The developer has implemented very basic functionality[1] of the XNA library
(so there are games :D).

Programming a complete game in .NET (super-powerful IDEs, with code-completion
and integrated debuggers, profiles is nice), then deploying it to the Web is a
pretty cool thing. Of course this project is not nearly as mature[2] as GWT.

But I like the approach of compiling bytecode better, than GWTs Java
compilations. Many cool .NET languages exist (like F#), which you can use that
way.

[1]: that's basically it
[https://github.com/kevingadd/JSIL/blob/master/Libraries/JSIL...](https://github.com/kevingadd/JSIL/blob/master/Libraries/JSIL.XNACore.js)

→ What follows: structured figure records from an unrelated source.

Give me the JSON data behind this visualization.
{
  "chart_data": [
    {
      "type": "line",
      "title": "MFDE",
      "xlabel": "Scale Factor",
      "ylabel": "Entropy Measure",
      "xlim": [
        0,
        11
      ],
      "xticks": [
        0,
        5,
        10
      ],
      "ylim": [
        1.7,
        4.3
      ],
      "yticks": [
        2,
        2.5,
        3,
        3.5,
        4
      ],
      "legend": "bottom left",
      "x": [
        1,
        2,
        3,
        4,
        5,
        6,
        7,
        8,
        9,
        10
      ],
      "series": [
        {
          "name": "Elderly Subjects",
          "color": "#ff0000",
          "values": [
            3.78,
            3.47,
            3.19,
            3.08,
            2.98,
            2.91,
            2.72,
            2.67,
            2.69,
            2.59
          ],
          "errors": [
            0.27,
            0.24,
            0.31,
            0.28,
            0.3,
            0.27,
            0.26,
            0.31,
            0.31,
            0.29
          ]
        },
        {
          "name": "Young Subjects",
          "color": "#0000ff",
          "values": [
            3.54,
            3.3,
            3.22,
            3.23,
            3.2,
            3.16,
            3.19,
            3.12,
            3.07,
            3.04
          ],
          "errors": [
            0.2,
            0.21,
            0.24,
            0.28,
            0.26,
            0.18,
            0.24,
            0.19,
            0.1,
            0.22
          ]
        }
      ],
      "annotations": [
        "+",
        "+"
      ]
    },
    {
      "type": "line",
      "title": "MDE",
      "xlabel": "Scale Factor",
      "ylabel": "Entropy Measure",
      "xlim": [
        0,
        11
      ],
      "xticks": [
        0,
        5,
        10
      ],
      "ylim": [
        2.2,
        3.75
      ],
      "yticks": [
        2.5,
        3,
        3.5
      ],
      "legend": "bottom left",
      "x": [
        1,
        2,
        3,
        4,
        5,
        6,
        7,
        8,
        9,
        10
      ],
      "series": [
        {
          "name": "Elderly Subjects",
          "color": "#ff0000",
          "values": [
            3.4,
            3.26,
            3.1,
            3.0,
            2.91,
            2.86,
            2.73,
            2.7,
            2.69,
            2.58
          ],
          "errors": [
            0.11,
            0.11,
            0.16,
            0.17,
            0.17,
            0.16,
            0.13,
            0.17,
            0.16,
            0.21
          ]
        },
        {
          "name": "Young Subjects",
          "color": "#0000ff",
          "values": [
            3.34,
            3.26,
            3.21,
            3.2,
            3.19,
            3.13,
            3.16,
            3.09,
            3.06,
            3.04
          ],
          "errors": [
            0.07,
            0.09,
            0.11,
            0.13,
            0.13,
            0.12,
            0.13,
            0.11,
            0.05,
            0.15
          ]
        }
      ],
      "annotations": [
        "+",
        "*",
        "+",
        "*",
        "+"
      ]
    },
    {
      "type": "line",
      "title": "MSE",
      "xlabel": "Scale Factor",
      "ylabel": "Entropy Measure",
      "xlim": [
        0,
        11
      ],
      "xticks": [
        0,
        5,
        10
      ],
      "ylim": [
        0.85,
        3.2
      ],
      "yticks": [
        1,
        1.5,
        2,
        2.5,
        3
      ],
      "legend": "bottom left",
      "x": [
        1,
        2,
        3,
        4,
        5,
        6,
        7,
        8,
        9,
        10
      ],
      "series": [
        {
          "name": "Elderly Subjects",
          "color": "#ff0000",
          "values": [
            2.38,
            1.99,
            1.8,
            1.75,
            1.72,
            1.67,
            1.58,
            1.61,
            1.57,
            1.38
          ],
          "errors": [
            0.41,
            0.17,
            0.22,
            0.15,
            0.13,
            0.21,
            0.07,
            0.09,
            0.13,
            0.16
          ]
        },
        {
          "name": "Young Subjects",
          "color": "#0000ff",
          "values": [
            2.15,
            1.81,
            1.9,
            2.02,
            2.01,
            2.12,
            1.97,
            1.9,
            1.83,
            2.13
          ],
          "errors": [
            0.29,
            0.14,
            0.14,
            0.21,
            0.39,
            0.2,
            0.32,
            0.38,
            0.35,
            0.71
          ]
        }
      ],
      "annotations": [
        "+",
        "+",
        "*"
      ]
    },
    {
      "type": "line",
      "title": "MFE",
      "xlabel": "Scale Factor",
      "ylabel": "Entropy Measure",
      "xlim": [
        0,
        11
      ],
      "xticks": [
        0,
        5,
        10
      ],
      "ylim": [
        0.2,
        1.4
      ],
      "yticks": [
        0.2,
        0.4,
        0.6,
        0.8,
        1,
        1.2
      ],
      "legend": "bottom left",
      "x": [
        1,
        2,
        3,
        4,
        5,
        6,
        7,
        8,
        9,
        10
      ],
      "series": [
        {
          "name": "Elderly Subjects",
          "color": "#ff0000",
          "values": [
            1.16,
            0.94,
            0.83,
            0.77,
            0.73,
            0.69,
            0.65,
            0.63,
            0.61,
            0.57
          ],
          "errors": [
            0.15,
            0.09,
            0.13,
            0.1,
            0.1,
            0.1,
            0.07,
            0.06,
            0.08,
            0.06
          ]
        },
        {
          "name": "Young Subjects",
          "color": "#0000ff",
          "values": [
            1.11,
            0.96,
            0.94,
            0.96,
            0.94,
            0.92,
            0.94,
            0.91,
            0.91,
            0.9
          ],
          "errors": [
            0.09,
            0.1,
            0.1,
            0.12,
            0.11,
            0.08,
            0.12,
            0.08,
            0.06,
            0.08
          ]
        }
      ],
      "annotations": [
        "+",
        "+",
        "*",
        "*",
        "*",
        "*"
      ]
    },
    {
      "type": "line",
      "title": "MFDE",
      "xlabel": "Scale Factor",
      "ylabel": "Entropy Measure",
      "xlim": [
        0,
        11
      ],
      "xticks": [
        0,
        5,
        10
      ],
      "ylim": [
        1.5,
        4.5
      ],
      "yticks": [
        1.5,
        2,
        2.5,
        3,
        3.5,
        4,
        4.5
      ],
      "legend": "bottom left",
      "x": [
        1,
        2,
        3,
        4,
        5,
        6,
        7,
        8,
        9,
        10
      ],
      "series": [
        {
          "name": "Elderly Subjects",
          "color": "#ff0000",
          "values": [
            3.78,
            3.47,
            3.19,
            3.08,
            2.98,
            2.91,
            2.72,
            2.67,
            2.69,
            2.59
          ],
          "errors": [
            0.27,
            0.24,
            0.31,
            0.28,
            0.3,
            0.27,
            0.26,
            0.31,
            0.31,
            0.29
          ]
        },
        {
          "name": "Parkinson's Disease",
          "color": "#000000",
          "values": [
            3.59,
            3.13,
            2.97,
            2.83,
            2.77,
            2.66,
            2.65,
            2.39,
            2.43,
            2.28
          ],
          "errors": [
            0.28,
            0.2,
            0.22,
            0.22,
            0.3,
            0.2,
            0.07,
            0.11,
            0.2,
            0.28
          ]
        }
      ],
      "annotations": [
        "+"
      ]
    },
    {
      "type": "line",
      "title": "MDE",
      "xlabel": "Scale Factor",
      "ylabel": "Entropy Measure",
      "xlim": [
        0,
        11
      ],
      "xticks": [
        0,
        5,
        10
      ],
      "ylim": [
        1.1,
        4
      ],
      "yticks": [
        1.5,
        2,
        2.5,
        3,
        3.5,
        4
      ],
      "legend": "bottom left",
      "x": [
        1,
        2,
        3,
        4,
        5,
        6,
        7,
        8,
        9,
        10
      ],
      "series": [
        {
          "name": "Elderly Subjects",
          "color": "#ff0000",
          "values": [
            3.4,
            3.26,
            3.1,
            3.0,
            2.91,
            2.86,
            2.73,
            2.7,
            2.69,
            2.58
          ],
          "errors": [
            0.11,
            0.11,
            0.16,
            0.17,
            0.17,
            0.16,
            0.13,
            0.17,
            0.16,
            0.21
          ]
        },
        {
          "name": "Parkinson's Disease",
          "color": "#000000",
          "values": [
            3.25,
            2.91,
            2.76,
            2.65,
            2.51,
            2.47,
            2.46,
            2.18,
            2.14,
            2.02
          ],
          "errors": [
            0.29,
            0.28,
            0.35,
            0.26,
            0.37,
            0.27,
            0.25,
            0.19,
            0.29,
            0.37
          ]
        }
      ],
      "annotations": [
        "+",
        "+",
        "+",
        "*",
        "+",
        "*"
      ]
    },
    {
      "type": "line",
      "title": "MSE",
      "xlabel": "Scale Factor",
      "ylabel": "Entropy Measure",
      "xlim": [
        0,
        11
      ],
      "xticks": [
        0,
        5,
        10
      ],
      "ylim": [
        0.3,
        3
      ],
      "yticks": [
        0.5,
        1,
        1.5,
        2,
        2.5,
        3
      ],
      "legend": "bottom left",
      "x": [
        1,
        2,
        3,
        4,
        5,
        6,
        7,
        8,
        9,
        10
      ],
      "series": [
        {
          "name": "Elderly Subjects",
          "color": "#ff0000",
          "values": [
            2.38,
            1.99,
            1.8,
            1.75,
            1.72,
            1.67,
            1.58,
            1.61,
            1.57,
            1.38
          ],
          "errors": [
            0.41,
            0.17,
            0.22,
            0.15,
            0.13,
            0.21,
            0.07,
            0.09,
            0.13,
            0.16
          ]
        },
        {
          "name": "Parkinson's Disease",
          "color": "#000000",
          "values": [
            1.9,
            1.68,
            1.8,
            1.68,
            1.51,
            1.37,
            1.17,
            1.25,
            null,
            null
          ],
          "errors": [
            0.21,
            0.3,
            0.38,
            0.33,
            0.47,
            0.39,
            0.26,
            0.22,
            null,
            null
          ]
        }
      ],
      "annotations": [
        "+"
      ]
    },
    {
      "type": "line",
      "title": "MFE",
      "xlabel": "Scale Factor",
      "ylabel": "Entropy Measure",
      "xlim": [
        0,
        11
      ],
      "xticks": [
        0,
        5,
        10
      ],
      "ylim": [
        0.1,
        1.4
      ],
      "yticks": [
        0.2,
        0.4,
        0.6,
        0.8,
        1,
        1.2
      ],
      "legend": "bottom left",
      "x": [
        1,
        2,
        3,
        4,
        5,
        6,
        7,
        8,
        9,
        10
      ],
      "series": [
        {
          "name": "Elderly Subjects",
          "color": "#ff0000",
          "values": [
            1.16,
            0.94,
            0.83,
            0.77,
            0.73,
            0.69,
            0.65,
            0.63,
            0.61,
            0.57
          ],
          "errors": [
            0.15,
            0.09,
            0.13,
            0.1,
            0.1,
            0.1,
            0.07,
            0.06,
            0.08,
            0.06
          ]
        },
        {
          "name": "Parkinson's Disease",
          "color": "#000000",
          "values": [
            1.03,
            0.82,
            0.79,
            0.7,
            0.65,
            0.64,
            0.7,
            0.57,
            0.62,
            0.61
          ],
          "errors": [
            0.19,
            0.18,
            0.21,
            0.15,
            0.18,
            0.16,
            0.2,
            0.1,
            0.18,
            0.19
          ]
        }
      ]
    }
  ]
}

[2]: page says "JSIL is still in development. You will hit bugs."

------
Rauchg
Also check out the author's blog, which has articles about the creation of
this compiler and some of the challenges involved.

<http://www.luminance.org/>

------
rdhatch
JSIL is awesome. It's exactly in the direction we want. .NET client-side code.

We are hoping Kevin & the JSIL community follow the Knockout JS approach, with
HTML5 databinding to ViewModels written in C#, compiled to Javascript.

Just think - C# ViewModels calling a WCF service, from Javascript. Pretty
awesome direction.

Ryan

------
js4all
This is pretty impressive.

------
pktm
Full disclosure: I'm a Mac guy.

I don't understand why I'd want this, though I would desperately love to
understand why one would. Can anyone help?

Please & thank you.